It is a sobering reality that the "80-20 rule" of customer profitability-80% of profit typically derives from 20% of customers-often understates the case in the financial services industry. The top 20% often effectively subsidize all the rest, who can range from marginally profitable to downright losses.

This dramatic skewing has motivated financial services professionals to find ways to improve the profitability of the customers who perform worst.

It is probably impossible to prevent these skews from happening, but today they can be managed more effectively than before. Sophisticated models of customer purchasing and behavior can segment customers by usage patterns and economics. Armed with this information, financial institutions can develop targeted "relationship pricing" structures that directly link prices to each customer's buying and usage behavior.

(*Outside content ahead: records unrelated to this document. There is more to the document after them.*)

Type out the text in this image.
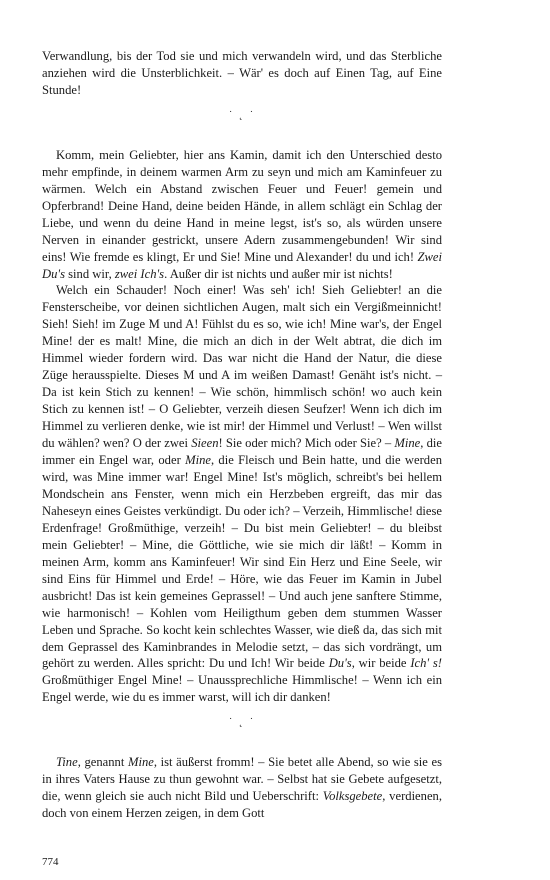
Verwandlung, bis der Tod sie und mich verwandeln wird, und das Sterbliche anziehen wird die Unsterblichkeit. – Wär' es doch auf Einen Tag, auf Eine Stunde!

˙ ˛ ˙

Komm, mein Geliebter, hier ans Kamin, damit ich den Unterschied desto mehr empfinde, in deinem warmen Arm zu seyn und mich am Kaminfeuer zu wärmen. Welch ein Abstand zwischen Feuer und Feuer! gemein und Opferbrand! Deine Hand, deine beiden Hände, in allem schlägt ein Schlag der Liebe, und wenn du deine Hand in meine legst, ist's so, als würden unsere Nerven in einander gestrickt, unsere Adern zusammengebunden! Wir sind eins! Wie fremde es klingt, Er und Sie! Mine und Alexander! du und ich! Zwei Du's sind wir, zwei Ich's. Außer dir ist nichts und außer mir ist nichts!

Welch ein Schauder! Noch einer! Was seh' ich! Sieh Geliebter! an die Fensterscheibe, vor deinen sichtlichen Augen, malt sich ein Vergißmeinnicht! Sieh! Sieh! im Zuge M und A! Fühlst du es so, wie ich! Mine war's, der Engel Mine! der es malt! Mine, die mich an dich in der Welt abtrat, die dich im Himmel wieder fordern wird. Das war nicht die Hand der Natur, die diese Züge herausspielte. Dieses M und A im weißen Damast! Genäht ist's nicht. – Da ist kein Stich zu kennen! – Wie schön, himmlisch schön! wo auch kein Stich zu kennen ist! – O Geliebter, verzeih diesen Seufzer! Wenn ich dich im Himmel zu verlieren denke, wie ist mir! der Himmel und Verlust! – Wen willst du wählen? wen? O der zwei Sieen! Sie oder mich? Mich oder Sie? – Mine, die immer ein Engel war, oder Mine, die Fleisch und Bein hatte, und die werden wird, was Mine immer war! Engel Mine! Ist's möglich, schreibt's bei hellem Mondschein ans Fenster, wenn mich ein Herzbeben ergreift, das mir das Naheseyn eines Geistes verkündigt. Du oder ich? – Verzeih, Himmlische! diese Erdenfrage! Großmüthige, verzeih! – Du bist mein Geliebter! – du bleibst mein Geliebter! – Mine, die Göttliche, wie sie mich dir läßt! – Komm in meinen Arm, komm ans Kaminfeuer! Wir sind Ein Herz und Eine Seele, wir sind Eins für Himmel und Erde! – Höre, wie das Feuer im Kamin in Jubel ausbricht! Das ist kein gemeines Geprassel! – Und auch jene sanftere Stimme, wie harmonisch! – Kohlen vom Heiligthum geben dem stummen Wasser Leben und Sprache. So kocht kein schlechtes Wasser, wie dieß da, das sich mit dem Geprassel des Kaminbrandes in Melodie setzt, – das sich vordrängt, um gehört zu werden. Alles spricht: Du und Ich! Wir beide Du's, wir beide Ich' s! Großmüthiger Engel Mine! – Unaussprechliche Himmlische! – Wenn ich ein Engel werde, wie du es immer warst, will ich dir danken!

˙ ˛ ˙

Tine, genannt Mine, ist äußerst fromm! – Sie betet alle Abend, so wie sie es in ihres Vaters Hause zu thun gewohnt war. – Selbst hat sie Gebete aufgesetzt, die, wenn gleich sie auch nicht Bild und Ueberschrift: Volksgebete, verdienen, doch von einem Herzen zeigen, in dem Gott

774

With relationship pricing, the targeting mechanism is embedded in the pricing structure: Individual customers "activate" the appropriate pricing action (such as a fee or fee waiver) according to their actual use of the product or service.

The payoff from relationship pricing can be both swift and substantial. Our experience has shown that a policy of relationship pricing can recoup 60% to 85% of the profits previously "lost" on low-profit customers.

For one thing, the new price structure typically leads to the attrition of unprofitable accounts. Other profits come directly from the price increases or when customers react to the new prices by migrating from expensive channels to less expensive ones.

The trick, of course, is to increase prices in a way that turns unprofitable customers into profitable ones-and ensures that the changes remain transparent to the most valuable customers. Maintaining transparency is imperative in the financial services sector, since repricing a single financial product can affect other customer activities and channels.

We believe financial services executives should not set prices by intuition or in response to competitors' actions. Instead the financial institution must start with a clear understanding of the relationship between customer behavior and overall profitability.

This is not as easy as it might seem. A bank may not be making a profit from a customer in one product line-for example, a savings account-but if that customer uses other banking services, the overall relationship may eventually prove to be highly valuable.

Advanced segmentation tools can identify aspects of customer usage that are the major drivers of profitability. Armed with this information, a bank can learn precisely where to focus repricing activities.

Once we know where to reprice, the next step is to decide how. Financial modeling helps gauge the likely economic impact of various repricing options.

The first step is to forecast all major behavioral cost and revenue drivers, then overlay the results to determine which pricing structures make the most sense.

Our experience has shown that the gains from repricing are almost always large-often dramatically so. Though there are many obstacles to be addressed-including regulatory concerns, systems inflexibility, and fear of customer attrition-evaluating and understanding the trade-offs has enabled many organizations to realize a variety of benefits.

Relationship pricing increases customer profitability by bringing prices in line with use-or alternatively, by bringing use in line with prices.

It is natural for bankers to focus on the secondary outcome: In the wake of repricing, some customers might prefer to close their accounts and leave. The possibility of losing even a limited number of customers runs against the grain of the industry's traditional mind-set.

We believe that the time has come to change that marketplace-driven mind-set. If repricing is done correctly, it will be the unprofitable customers who leave. Financial institutions that let concerns about attrition affect their repricing strategies will inevitably find themselves spending huge resources to chase unprofitable customers.